You shuould be able to program a software, to code.

 

That's it.

 

The sooner you remove this limit from your brain, the better


I appreciate the response. My general philosophy while teaching programming and CAD and any class that uses software tools is to emphasize that is what they are, tools. It's not about what icon you press or menu you use, but what are you trying to accomplish and how can you accomplish it with your tool. 

We have a class named Computer Apps 2 for Technology in which we teach the fundamentals of programming to help solving engineering related problems. The course description does not state what software must be used because it is not about the specific software. Currently I teach the class with Python, NumPy, and CircuitPython (on microcontrollers for CP).

 

The programming class is not a prerequisite to the class that uses LabVIEW. Students who have had the Python class and those who have not both do well if they apply themselves. Of course, most students who have already learned some Python think using LabVIEW is easier (at least for the depth at which we cover it). I tell them that is likely due to its visual nature AND that they have already studied another programming tool. 
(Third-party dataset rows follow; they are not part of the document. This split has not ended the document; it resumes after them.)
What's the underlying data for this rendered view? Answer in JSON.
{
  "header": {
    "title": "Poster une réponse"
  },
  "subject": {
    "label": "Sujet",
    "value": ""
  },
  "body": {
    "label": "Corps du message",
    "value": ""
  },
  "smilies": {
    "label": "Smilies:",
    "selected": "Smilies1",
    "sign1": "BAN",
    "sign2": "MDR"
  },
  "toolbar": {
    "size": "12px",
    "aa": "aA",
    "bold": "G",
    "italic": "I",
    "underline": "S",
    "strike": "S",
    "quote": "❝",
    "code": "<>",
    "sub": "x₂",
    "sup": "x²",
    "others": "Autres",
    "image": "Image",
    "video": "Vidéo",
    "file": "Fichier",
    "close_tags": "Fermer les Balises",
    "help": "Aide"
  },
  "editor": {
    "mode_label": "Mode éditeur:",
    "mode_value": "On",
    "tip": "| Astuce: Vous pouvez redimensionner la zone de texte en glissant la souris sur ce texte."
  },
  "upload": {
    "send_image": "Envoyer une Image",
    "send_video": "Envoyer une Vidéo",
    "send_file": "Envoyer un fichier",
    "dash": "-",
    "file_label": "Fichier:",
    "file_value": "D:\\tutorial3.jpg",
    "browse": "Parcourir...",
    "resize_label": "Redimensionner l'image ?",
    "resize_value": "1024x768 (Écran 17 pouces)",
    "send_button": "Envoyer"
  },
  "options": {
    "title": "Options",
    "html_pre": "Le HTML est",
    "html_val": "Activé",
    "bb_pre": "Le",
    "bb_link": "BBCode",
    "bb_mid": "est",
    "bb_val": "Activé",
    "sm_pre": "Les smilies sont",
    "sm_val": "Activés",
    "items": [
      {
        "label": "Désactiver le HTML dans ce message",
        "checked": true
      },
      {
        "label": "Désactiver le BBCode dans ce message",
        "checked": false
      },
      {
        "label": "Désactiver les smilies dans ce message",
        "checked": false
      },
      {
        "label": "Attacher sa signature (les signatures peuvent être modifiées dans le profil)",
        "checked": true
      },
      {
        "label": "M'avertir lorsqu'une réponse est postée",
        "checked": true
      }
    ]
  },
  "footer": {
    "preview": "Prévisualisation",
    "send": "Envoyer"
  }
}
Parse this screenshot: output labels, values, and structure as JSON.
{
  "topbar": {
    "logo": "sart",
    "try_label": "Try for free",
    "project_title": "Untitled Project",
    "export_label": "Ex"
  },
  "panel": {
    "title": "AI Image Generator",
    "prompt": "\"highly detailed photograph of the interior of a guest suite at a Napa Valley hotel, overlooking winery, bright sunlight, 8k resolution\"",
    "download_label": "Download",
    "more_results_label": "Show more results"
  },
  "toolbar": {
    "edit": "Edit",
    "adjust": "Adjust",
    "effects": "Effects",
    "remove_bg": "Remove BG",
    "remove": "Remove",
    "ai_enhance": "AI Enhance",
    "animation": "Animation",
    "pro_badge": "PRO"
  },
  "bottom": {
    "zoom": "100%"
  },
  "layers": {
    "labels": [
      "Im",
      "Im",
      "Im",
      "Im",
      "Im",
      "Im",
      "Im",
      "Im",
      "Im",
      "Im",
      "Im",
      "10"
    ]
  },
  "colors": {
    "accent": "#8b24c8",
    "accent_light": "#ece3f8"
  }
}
We have a similar problem when teaching CAD solid modeling. Everybody thinks they know which CAD package is the best and therefore the one we should teach. I counter that by listing off the CAD applications I have heard our interns and graduates use in the workplace. I also counter that we are teaching the concept and process of solid modeling, not a specific software proficiency. The process is nearly the same for all brands; sketch with dimensions and constraints, extrude, revolve, sweep, etc using the sketch, and add features. More important than which icons to click on is how to meet the design intent while making a robust model. Not much different than programming. 

Thanks to all who responded to my post. I will likely stick with LV for the time being since it lets students get to reading and working with sensor values pretty quickly, which is the primary purpose of the course. However, I will keep an eye on where the future of LV appears to be heading. I will also be on the lookout for alternatives, including, but not limited to, using Python alongside a UI designing toolset.